Al magnate sin escrúpulos devenido en presidente de Estados Unidos (por segunda vez) —ese hombre que convirtió la política estadounidense y planetaria en un espectáculo de utilidades, aplausos y egolatría— le importa un pito si Venezuela recupera la democracia. La democracia venezolana no es para él y su séquito una causa ni una urgencia: Es un ruido molesto, un tema que estorba, que aburre, que no encaja en su libreto de grandiosidad personal. La tragedia venezolana, con su diáspora, sus presos políticos, sus escuelas hechas escombros, su sistema de salud convertido en antesala de la muerte y su país hecho añicos, no le produce rédito, no le mueve la aguja electoral, no le sirve para nada, salvo para convertir la tragedia en “oportunidades de negocio”.

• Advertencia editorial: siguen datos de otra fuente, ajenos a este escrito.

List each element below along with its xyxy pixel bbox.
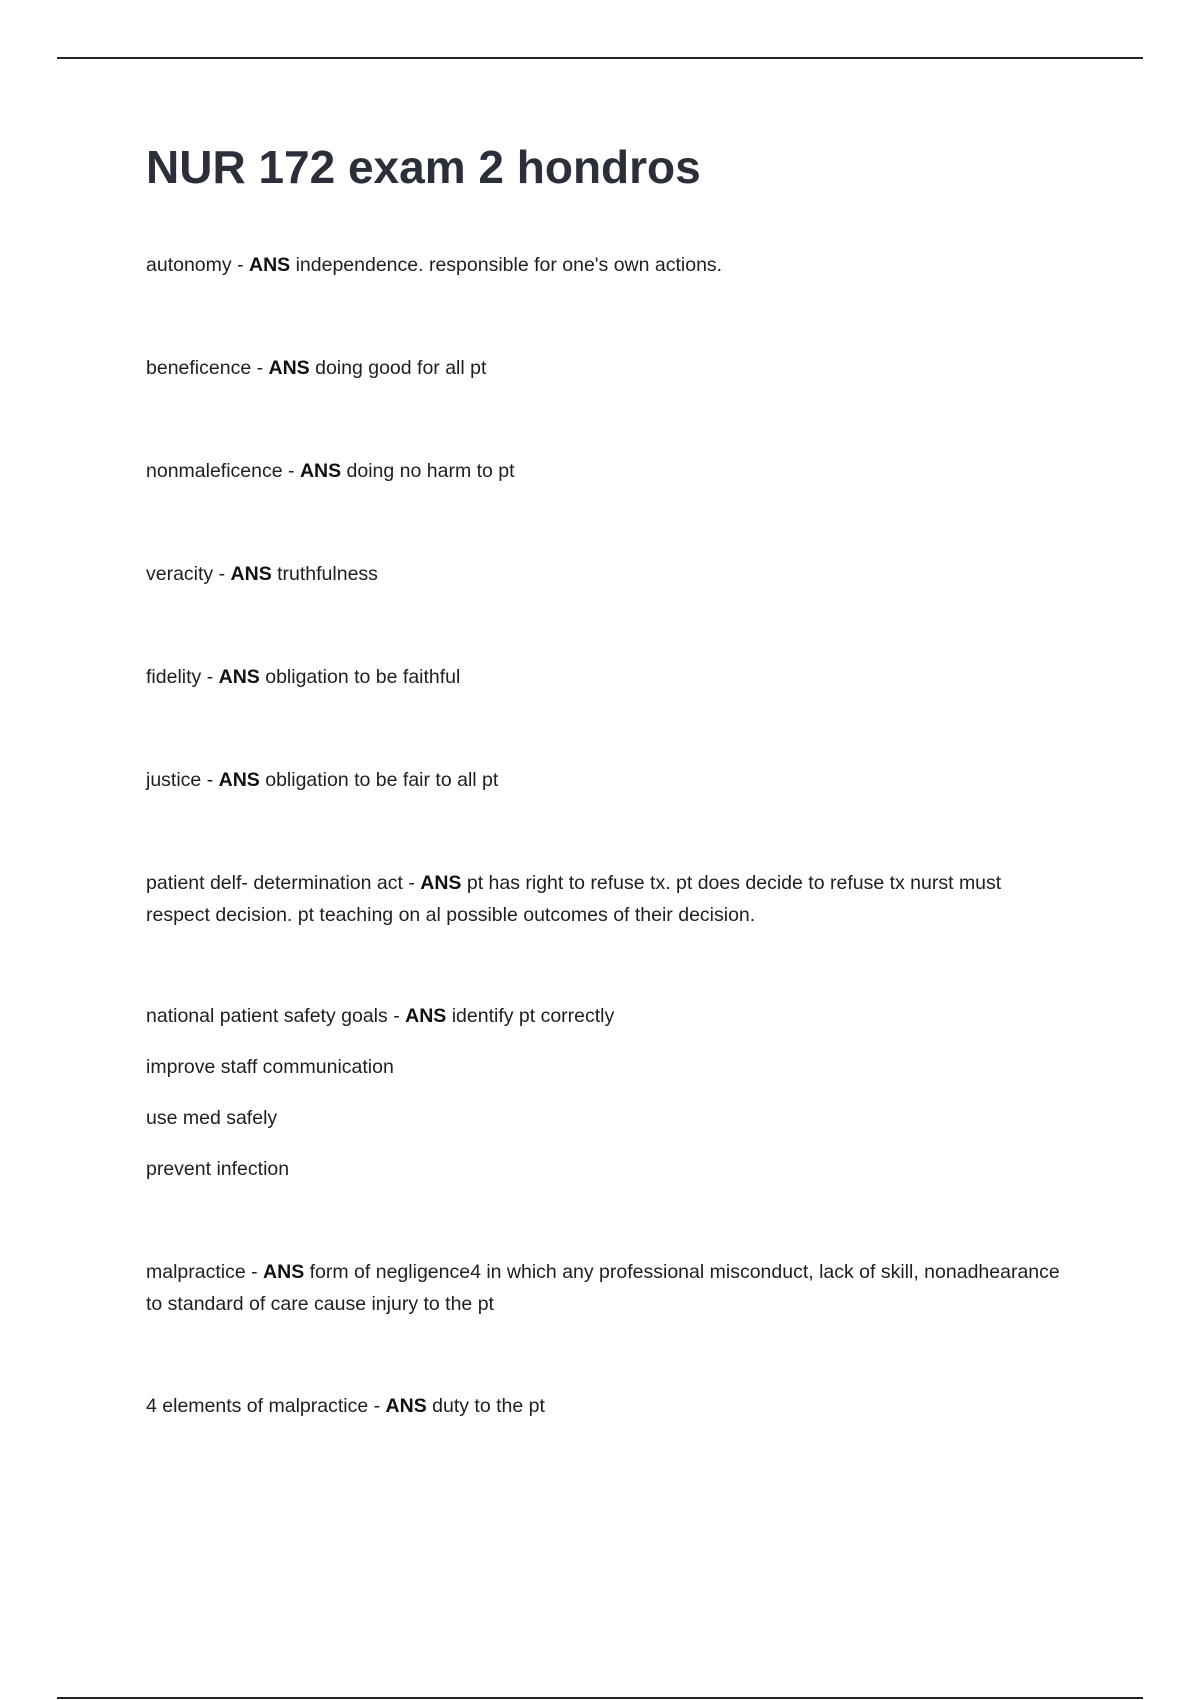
entry-separator: -	[218, 563, 226, 585]
answer-label: ANS	[263, 1261, 305, 1283]
entry-separator: -	[206, 666, 214, 688]
document-title: NUR 172 exam 2 hondros	[146, 141, 701, 193]
entry-answer: pt has right to refuse tx. pt does decide to refuse tx nurst must respect decision. pt teaching on al possible outcomes of their decision.	[146, 872, 1002, 926]
entry-separator: -	[206, 769, 214, 791]
entry-term: 4 elements of malpractice	[146, 1395, 369, 1417]
header-rule	[57, 57, 1143, 59]
entry-separator: -	[237, 254, 244, 276]
qa-entry-4-elements-of-malpractice	[146, 1390, 1066, 1422]
entry-answer: form of negligence4 in which any professional misconduct, lack of skill, nonadhearance to standard of care cause injury to the pt	[146, 1261, 1060, 1315]
answer-label: ANS	[299, 460, 342, 482]
entry-term: patient delf- determination act	[146, 872, 403, 894]
qa-entry-beneficence	[146, 352, 1066, 384]
answer-label: ANS	[248, 254, 291, 276]
entry-term: national patient safety goals	[146, 1005, 388, 1027]
entry-separator: -	[393, 1005, 400, 1027]
footer-rule	[57, 1697, 1143, 1699]
entry-answer: obligation to be faithful	[265, 666, 461, 688]
entry-answer: truthfulness	[277, 563, 378, 585]
entry-answer: independence. responsible for one's own actions.	[295, 254, 723, 276]
entry-separator: -	[256, 357, 264, 379]
entry-answer: duty to the pt	[432, 1395, 545, 1417]
entry-answer: identify pt correctly	[451, 1005, 615, 1027]
entry-answer: doing no harm to pt	[346, 460, 515, 482]
entry-term: beneficence	[146, 357, 252, 379]
qa-entry-patient-self-determination-act	[146, 867, 1066, 931]
answer-label: ANS	[230, 563, 272, 585]
entry-separator: -	[373, 1395, 381, 1417]
qa-entry-national-patient-safety-goals	[146, 1000, 1066, 1032]
answer-label: ANS	[218, 769, 260, 791]
entry-term: nonmaleficence	[146, 460, 283, 482]
entry-answer: obligation to be fair to all pt	[265, 769, 499, 791]
qa-entry-nonmaleficence	[146, 455, 1066, 487]
answer-label: ANS	[218, 666, 260, 688]
qa-entry-veracity	[146, 558, 1066, 590]
entry-separator: -	[251, 1261, 258, 1283]
qa-entry-autonomy	[146, 249, 1066, 281]
answer-label: ANS	[385, 1395, 427, 1417]
entry-separator: -	[408, 872, 415, 894]
entry-term: autonomy	[146, 254, 232, 276]
answer-label: ANS	[420, 872, 462, 894]
entry-term: veracity	[146, 563, 214, 585]
qa-entry-justice	[146, 764, 1066, 796]
entry-answer: doing good for all pt	[315, 357, 487, 379]
qa-entry-malpractice	[146, 1256, 1066, 1320]
entry-term: fidelity	[146, 666, 202, 688]
entry-extra-line: improve staff communication	[146, 1056, 394, 1078]
qa-entry-fidelity	[146, 661, 1066, 693]
entry-extra-line: use med safely	[146, 1107, 278, 1129]
entry-extra-line: prevent infection	[146, 1158, 290, 1180]
entry-separator: -	[288, 460, 295, 482]
entry-term: justice	[146, 769, 202, 791]
entry-term: malpractice	[146, 1261, 246, 1283]
answer-label: ANS	[268, 357, 310, 379]
answer-label: ANS	[405, 1005, 447, 1027]
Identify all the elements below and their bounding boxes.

El hombre (y sus repetidores de parlamentos) usa la estrategia del chisme, del bulo, del rumor. No gobierna con principios, sino con susurros. No construye política, sino intriga de albañal. Le basta un comentario lanzado en un pasillo, una filtración interesada, un rumor sembrado en la prensa amiga para mover piezas, distraer audiencias, manipular percepciones. La democracia —esa palabra que debería ser brújula moral— se vuelve para él un accesorio retórico, algo que se menciona cuando conviene y se archiva cuando estorba.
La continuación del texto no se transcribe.